Zong Zi Heng arkasını döndü, gözyaşlarını saklamak için aceleyle sildi ve qiankun kesesini çıkardı. Satenden yapılmış beyaz bir kesenin üzerine zarif bir orkide ve nilüfer yaprağı işlenmişti. İşlenen orkide kendi yetiştirdiği o özel çeşitti ― Dangshanhe*
ÇN: ZZX’in odasından aldığı orkide, ayrıca Lan Chui Han’ın XBA’na verdiği orkide.
Zong Zhong Ming qiankun kesesini aldı, “Baba, içinde ne var?”
“İçinde pek çok altın, yeşim taşı, gümüş, büyülü hazine ve ölümsüz hap var. Bunlar iyi bir yaşam sürmen için yeterli. Ayrıca babanın değer vermeni istediği üç önemli şey var.”
“Neler?”
Zong Zi Heng qiankun kesesinden şunları çıkardı: bir kılıç, bir risale ve saksıda olan bir çiçek.
“Bu babanın yetiştirdiği Dangshanhe.”
Zong Zhong Ming, orkidenin yumuşak yapraklarını dikkatlice okşadı. Babasının bu saksıya çok değer verdiğini biliyordu ve ona bir kere bile sesini çıkarmayan babası sırf yaramazlık yapıp saksıyla oynamaya kalktığı için onu azarlamıştı.

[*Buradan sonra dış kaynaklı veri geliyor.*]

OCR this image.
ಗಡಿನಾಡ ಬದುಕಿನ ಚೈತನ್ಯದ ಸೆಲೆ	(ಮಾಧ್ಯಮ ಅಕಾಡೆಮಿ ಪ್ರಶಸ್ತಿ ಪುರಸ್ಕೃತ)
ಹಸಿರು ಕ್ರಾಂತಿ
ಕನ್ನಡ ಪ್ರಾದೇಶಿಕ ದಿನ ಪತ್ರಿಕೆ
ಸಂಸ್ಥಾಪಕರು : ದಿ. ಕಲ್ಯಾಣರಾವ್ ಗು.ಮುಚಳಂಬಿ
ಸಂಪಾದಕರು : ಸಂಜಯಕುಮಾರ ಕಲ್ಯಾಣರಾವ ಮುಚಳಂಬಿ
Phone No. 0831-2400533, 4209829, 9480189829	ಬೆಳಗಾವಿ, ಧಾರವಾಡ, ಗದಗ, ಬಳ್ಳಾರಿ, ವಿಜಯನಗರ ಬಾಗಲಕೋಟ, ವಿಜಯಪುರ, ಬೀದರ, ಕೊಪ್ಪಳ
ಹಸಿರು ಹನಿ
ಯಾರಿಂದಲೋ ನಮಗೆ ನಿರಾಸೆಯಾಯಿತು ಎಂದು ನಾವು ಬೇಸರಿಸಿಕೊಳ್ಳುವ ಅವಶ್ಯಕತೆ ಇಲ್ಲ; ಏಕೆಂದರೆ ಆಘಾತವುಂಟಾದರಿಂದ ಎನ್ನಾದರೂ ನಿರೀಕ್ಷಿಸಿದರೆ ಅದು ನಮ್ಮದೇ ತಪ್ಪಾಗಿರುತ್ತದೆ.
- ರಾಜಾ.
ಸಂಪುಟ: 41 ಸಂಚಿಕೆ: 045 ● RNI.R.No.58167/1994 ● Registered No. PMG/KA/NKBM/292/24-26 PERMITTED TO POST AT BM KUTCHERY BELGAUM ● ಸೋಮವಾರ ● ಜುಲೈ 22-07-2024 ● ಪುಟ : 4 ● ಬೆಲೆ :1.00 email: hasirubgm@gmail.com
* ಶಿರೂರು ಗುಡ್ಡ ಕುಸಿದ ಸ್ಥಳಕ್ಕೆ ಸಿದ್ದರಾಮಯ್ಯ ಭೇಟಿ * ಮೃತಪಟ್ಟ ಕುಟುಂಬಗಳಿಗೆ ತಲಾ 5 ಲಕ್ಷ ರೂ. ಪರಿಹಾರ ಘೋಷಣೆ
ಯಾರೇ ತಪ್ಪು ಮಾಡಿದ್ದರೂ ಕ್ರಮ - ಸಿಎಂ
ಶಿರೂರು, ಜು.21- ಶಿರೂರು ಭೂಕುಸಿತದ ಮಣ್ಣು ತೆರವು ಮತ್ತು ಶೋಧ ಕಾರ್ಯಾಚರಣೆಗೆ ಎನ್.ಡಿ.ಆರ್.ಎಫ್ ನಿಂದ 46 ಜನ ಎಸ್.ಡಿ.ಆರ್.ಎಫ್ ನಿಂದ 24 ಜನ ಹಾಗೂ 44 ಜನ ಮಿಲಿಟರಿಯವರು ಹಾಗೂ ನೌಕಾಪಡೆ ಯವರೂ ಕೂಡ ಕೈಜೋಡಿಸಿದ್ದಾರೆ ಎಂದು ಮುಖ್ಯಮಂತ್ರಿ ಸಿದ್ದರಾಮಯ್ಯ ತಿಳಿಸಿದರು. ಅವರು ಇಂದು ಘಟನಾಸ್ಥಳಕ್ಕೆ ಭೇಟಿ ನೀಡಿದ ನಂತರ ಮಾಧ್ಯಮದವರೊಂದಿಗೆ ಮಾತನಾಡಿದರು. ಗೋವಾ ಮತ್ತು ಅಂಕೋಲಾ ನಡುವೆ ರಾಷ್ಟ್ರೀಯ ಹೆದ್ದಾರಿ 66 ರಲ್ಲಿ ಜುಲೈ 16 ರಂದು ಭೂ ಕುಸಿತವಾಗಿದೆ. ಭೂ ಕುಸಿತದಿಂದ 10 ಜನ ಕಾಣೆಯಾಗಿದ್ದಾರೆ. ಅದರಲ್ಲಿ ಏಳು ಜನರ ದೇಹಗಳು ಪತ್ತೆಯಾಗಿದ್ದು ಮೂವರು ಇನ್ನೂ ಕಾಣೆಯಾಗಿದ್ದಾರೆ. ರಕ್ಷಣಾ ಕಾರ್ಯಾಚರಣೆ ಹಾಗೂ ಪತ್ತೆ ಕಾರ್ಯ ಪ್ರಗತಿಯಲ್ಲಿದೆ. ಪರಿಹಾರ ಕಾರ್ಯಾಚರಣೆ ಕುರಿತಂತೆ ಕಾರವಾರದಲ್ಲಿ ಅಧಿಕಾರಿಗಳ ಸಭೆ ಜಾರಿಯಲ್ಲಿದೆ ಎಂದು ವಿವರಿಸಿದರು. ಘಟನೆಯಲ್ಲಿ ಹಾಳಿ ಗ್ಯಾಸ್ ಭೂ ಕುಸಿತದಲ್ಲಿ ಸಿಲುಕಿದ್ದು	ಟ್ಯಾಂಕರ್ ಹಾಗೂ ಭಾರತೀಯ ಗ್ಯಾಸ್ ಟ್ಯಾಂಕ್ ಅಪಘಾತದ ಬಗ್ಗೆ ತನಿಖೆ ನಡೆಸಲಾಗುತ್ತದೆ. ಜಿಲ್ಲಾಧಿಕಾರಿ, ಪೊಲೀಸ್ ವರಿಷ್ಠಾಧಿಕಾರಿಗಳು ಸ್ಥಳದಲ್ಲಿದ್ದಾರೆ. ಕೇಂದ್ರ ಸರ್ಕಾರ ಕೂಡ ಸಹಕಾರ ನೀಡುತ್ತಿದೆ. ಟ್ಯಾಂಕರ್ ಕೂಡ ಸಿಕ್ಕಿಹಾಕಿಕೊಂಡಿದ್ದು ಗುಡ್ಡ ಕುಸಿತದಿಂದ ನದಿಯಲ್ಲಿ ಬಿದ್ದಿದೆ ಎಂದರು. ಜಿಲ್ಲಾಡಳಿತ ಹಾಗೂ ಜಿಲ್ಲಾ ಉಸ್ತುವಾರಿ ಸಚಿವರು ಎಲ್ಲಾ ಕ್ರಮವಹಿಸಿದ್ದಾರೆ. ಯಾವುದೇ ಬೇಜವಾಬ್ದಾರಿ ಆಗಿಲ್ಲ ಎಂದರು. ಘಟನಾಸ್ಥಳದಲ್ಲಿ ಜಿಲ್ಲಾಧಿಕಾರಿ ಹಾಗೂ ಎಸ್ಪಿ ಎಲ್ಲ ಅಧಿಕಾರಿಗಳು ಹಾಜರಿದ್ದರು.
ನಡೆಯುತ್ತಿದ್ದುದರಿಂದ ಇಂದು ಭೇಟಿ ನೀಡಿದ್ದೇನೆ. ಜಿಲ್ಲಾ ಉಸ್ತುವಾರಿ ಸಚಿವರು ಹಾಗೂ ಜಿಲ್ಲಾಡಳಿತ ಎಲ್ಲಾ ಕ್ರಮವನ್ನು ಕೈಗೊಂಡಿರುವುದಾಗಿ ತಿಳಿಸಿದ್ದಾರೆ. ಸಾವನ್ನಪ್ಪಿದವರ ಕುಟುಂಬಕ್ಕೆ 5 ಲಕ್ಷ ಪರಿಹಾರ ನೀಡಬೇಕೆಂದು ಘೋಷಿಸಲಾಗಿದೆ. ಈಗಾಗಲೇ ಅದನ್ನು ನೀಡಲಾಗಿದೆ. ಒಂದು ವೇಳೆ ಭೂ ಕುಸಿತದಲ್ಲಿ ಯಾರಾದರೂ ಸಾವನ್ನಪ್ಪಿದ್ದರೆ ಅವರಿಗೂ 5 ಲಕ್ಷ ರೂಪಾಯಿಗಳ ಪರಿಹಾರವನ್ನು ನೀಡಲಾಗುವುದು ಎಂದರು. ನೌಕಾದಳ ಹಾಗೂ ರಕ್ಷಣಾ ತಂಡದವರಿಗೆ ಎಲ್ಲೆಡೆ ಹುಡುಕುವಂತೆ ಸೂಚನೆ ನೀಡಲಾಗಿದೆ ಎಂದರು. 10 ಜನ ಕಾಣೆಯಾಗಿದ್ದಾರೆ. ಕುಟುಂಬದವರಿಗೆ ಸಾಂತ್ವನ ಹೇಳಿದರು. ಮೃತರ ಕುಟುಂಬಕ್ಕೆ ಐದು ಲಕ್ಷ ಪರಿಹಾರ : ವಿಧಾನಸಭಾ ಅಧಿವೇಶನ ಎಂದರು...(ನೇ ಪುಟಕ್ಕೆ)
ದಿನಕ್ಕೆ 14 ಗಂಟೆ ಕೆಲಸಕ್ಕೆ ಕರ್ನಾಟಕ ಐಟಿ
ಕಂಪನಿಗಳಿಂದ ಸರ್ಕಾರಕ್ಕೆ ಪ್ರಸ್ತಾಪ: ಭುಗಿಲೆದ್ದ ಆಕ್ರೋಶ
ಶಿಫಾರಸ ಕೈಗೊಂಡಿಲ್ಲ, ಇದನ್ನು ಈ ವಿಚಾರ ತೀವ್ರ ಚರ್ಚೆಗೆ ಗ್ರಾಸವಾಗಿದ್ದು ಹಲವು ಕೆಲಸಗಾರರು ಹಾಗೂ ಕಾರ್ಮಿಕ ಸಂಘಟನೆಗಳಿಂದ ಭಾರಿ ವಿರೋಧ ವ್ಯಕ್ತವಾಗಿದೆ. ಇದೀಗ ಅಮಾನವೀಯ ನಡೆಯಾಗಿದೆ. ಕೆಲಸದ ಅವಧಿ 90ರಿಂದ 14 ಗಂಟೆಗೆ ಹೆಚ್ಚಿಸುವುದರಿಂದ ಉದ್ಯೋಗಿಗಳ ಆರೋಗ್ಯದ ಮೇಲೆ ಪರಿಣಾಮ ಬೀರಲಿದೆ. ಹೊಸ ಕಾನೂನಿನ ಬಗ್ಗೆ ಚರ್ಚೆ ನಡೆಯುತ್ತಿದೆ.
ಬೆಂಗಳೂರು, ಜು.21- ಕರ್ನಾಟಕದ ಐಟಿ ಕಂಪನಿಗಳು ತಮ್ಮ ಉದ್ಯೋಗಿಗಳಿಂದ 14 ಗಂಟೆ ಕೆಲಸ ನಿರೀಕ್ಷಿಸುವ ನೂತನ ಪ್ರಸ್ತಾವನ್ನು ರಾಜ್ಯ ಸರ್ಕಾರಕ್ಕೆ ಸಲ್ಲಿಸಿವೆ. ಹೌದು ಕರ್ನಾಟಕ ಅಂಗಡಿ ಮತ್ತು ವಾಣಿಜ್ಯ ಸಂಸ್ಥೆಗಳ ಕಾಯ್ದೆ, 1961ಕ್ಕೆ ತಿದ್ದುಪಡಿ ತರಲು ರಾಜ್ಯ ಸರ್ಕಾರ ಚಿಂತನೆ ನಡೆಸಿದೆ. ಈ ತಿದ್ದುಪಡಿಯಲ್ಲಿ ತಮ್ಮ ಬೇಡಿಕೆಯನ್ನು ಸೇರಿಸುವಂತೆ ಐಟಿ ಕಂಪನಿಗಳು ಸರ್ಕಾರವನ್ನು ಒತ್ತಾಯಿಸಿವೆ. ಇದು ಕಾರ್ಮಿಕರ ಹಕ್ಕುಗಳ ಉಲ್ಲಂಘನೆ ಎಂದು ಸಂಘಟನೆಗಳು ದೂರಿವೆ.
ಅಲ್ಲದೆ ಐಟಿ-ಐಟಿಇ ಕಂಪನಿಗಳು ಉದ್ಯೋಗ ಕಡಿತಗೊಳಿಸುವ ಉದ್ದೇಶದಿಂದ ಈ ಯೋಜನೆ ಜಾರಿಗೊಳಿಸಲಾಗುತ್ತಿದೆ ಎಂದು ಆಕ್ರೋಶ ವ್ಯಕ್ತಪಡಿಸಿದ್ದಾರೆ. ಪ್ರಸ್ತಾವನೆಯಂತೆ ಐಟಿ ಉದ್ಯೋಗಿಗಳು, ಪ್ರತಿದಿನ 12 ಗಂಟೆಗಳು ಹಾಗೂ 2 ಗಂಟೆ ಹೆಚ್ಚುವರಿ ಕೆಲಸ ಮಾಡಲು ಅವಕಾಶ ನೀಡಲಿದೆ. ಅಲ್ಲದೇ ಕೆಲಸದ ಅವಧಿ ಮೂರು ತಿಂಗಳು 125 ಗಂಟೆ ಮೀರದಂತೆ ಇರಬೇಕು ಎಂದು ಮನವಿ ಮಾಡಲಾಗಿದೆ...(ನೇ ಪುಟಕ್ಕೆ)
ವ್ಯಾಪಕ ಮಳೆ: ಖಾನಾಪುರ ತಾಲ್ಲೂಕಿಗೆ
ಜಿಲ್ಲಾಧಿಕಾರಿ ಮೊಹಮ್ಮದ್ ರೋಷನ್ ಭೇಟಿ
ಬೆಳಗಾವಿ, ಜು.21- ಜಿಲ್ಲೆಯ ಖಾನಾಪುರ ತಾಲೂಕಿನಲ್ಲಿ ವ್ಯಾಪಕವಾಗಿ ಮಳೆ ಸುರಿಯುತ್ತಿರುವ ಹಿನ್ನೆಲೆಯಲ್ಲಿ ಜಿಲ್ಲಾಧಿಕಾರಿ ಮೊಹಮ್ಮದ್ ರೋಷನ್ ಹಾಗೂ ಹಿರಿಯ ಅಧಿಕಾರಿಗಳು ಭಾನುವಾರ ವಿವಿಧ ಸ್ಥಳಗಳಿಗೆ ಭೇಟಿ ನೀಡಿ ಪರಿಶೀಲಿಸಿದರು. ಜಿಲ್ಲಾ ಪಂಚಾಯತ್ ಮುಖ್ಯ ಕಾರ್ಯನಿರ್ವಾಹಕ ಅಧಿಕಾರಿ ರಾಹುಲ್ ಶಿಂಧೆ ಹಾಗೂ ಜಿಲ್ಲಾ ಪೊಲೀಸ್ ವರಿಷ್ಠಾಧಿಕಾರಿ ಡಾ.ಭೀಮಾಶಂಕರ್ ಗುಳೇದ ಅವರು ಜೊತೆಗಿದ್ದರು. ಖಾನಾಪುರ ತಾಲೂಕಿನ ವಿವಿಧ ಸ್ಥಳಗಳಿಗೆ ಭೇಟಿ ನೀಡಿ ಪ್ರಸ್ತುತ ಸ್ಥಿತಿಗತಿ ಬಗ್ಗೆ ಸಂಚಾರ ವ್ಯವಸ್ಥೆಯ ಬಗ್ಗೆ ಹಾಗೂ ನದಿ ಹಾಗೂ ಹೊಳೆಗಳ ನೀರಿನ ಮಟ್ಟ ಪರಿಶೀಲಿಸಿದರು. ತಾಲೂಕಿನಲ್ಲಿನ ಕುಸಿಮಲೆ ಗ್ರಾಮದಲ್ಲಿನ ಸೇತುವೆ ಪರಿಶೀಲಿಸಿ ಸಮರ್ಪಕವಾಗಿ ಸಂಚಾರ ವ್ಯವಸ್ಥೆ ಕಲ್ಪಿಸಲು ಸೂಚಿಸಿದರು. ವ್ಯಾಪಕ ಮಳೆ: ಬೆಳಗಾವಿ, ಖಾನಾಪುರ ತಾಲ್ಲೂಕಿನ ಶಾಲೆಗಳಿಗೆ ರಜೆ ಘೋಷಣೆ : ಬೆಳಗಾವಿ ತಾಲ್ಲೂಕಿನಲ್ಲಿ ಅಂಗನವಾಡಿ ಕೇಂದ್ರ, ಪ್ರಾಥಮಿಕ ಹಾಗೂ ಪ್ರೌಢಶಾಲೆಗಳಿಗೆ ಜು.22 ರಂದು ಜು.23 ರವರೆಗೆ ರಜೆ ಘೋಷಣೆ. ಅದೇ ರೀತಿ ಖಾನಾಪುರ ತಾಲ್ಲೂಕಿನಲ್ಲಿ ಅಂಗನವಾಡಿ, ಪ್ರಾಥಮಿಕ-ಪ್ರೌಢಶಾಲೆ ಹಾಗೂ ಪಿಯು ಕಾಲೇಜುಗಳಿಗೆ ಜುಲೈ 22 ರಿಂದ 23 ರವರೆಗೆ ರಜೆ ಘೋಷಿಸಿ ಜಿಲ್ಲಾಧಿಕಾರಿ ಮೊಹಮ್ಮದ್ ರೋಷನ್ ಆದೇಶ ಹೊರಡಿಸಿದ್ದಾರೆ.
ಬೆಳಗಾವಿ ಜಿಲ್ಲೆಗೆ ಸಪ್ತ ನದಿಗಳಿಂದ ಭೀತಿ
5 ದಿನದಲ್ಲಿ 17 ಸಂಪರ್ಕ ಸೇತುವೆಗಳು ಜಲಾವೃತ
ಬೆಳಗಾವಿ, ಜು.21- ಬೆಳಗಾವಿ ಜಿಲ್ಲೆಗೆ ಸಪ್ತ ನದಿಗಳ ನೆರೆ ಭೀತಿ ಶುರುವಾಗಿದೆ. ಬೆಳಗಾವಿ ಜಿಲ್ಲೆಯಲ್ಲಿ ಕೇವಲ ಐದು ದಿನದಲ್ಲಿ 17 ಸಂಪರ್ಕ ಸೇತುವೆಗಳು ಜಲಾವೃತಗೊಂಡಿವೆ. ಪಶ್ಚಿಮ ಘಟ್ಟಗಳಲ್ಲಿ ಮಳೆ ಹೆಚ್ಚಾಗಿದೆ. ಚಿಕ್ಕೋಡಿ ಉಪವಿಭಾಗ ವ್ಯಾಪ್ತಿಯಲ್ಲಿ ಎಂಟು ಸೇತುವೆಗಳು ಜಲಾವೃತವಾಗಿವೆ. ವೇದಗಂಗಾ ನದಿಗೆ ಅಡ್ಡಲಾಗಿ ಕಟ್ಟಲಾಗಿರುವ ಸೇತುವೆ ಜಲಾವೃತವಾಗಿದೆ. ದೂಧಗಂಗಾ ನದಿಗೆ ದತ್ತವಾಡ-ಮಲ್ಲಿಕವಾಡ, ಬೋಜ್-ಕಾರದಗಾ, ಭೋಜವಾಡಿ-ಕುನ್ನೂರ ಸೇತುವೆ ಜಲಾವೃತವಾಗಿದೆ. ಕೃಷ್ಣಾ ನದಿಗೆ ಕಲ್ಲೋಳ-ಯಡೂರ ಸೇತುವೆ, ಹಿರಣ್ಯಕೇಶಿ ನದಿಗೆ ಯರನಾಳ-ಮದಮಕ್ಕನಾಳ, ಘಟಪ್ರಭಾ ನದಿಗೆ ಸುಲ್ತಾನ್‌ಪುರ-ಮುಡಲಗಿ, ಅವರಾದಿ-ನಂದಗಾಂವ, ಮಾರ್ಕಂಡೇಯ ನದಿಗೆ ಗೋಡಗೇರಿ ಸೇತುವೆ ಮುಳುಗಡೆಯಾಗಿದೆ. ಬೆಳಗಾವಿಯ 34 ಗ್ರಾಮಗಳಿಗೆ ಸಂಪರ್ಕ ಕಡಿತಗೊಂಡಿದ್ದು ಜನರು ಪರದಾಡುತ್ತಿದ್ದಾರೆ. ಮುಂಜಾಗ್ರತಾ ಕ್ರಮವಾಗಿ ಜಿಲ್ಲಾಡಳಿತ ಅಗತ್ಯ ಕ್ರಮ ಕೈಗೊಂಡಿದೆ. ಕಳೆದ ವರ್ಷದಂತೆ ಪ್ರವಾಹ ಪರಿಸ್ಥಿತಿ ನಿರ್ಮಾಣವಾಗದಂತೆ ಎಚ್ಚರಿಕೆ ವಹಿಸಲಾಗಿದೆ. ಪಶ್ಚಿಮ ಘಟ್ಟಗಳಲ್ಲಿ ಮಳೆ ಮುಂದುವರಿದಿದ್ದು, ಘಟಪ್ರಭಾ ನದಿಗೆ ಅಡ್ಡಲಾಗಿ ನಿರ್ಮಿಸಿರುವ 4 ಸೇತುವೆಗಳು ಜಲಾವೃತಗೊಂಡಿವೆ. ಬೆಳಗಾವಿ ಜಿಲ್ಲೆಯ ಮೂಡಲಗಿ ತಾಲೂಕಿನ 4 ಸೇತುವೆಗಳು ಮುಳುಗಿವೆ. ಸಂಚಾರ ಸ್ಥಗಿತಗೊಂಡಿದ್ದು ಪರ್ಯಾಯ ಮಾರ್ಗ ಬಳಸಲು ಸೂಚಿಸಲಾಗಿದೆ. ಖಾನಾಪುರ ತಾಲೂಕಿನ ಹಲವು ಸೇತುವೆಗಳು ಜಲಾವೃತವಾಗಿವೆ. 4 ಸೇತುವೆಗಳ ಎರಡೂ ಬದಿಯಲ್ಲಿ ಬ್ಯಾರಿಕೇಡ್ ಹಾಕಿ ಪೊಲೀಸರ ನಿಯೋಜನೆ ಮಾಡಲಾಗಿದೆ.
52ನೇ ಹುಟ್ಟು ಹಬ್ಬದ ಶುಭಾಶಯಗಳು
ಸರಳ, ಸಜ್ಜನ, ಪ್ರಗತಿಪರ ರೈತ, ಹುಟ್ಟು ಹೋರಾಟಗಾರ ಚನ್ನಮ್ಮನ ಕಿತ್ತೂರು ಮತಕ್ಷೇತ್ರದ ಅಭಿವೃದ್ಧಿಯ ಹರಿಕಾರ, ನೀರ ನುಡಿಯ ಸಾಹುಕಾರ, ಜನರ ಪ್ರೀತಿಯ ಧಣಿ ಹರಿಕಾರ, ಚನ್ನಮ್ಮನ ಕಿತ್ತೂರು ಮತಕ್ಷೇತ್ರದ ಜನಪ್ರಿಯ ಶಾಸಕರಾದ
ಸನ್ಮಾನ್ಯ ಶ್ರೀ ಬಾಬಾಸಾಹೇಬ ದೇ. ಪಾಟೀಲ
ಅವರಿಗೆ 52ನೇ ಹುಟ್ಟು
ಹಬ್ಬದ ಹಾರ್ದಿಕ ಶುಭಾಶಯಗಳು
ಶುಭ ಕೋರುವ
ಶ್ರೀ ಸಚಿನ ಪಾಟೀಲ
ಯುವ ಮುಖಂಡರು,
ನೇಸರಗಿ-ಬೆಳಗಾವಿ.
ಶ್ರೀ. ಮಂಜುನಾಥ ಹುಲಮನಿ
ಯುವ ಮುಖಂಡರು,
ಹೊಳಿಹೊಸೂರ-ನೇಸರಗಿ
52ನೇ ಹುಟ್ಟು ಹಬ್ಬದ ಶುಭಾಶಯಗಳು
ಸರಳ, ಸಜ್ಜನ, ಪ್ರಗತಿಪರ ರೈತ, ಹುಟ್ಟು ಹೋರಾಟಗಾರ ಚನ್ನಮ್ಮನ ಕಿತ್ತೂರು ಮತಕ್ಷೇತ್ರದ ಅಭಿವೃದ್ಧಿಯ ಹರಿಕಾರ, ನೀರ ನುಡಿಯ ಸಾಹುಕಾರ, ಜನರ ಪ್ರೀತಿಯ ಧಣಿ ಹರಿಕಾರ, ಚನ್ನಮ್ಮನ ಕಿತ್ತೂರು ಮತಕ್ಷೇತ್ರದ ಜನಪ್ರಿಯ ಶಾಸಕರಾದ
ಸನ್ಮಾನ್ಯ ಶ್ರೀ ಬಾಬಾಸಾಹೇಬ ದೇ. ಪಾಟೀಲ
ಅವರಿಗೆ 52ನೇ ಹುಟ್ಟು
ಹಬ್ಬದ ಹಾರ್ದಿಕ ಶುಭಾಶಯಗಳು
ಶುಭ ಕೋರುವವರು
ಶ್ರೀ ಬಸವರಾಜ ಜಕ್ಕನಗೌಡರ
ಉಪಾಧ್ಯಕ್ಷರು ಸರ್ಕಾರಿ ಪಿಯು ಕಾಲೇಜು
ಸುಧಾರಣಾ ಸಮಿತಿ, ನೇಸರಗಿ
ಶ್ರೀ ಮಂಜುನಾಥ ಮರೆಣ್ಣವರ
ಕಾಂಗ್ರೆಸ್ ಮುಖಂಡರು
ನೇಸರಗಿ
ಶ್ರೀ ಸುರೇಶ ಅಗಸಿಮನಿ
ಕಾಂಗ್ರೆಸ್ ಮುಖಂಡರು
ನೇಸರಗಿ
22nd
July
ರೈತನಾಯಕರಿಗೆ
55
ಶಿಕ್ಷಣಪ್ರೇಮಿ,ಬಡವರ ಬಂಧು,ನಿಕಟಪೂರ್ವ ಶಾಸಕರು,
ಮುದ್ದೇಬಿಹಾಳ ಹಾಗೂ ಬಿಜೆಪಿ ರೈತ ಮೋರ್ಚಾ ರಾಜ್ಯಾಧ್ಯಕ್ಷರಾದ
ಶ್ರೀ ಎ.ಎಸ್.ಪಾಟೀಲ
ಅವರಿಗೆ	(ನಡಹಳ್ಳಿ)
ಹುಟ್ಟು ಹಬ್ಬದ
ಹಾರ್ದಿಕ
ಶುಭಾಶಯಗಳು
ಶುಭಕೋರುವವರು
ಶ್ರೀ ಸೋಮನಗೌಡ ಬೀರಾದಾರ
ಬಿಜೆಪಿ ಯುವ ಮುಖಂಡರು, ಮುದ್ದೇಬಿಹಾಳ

“Bu çiçek baban için çok önemli, onunla benim yerime sen ilgilen, tamam mı?”
Zong Zi Xiao artık hatırlamasa bile bu, Xiao Jiu’dan kalbinde kalan son sevgi kırıntısıydı. Geçmişlerinden geriye kalan tek şey bu saksıdaki orkideydi. Belki de bir gün ikisi de küle dönüşeceklerdi, bu yüzden Xiao Jiu ile bir zamanlar sahip oldukları gerçek sevginin kanıtı olması için geride bir şey bırakıyordu.
Zong Zhong Ming ciddiyetle başını salladı, “Merak etme, baba. Harem ağasından babamın orkide bahçesi yetiştirdiğini duydum. Neden artık çiçek yetiştirmiyorsun?”
Zong Zi Heng usulca yanıtladı, “Artık çiçek yetiştirmek istemiyorum. Bunu yapacak takatim kalmadı. Yani, babandan kalan tek saksı bu.”
“Babam da isterse, sen beni almaya gelene kadar bir sürü orkide yetiştireceğim.”
Zong Zi Heng gülümseyerek başını salladı.
“Bu Junlan Kılıcı.”
Zong Zhong Ming kılıca dokundu. Nedense bu kılıcı, babasının belinde duran o neslin en ünlü kılıcı olan Zongxuan Kılıcı’na tercih ediyordu. Gerçi şu anda onun için fazlasıyla büyük ve ağırdı.
“Bu çok iyi bir kılıç. Lider Ran tarafından dövüldü ve bana Chunyang Sekti’nin Lideri Xu tarafından hediye edildi; baban bu kılıcı bugün sana miras bırakıyor. Bundan sonra bu kılıç senin hayat arkadaşın olacak.”
Zong Zhong Ming almakta tereddüt etti.
Zong Zi Heng kılıcı onun eline koydu.
Zong Zhong Ming, kalbinde sevinç ve kederle kılıcı kucakladı, “Teşekkür ederim baba.”
Zong Zi Heng risaleyi aldı. Kapağında bir şey yazmıyordu, içini açıp ilk sayfayı açtığında birkaç gösterişli kelime belirdi ― Junlan Kılıç Tekniği.
“Bu yoksa babamın kendi yarattığı kılıç tekniği mi?”
Zong Zi Heng başıyla onayladı, “Zongxuan Kılıç Tekniği şiddetli, hileli ve vahşi Gökyüzünün altındaki en güçlü kılıç tekniklerinden biri olmasına rağmen, çok düşmanca. Ben de aslında pek sevmiyorum.” Daha sonra ince beyaz parmak uçlarını nazikçe kılıcın kabzasında gezindi, “Kılıç sanatı öldürmek için değil, insanları kurtarmak içindir. Bir beyefendi orkide gibi zarif olmalıdır, bu yüzden baban bu kılıç tekniğini geliştirdi.”
Zong Zhong Ming kitabın sayfalarını biraz karıştırdı ve zarifçe çizilmiş olan kılıç resimlerini gördü, ancak pek bir şey anlayamadı.
“Zongxuan Kılıç Tekniği’nde henüz çok toysun, bu yüzden tekniği değiştirmek için geç değil. Beşinci amcanın rehberliğiyle beraber eminim ki güzelce öğrenirsin,” dedi Zong Zi Heng ve çocuğun başını okşadı, “Zhong Ming, Daming’den ayrıldıktan sonra Zongxuan Kılıç Tekniği’ni ve Zong soyadını bir daha kullanma.”
“Neden?”
“Çünkü kim olduğunu saklamak zorundasın. Büyüyünce anlayacaksın.”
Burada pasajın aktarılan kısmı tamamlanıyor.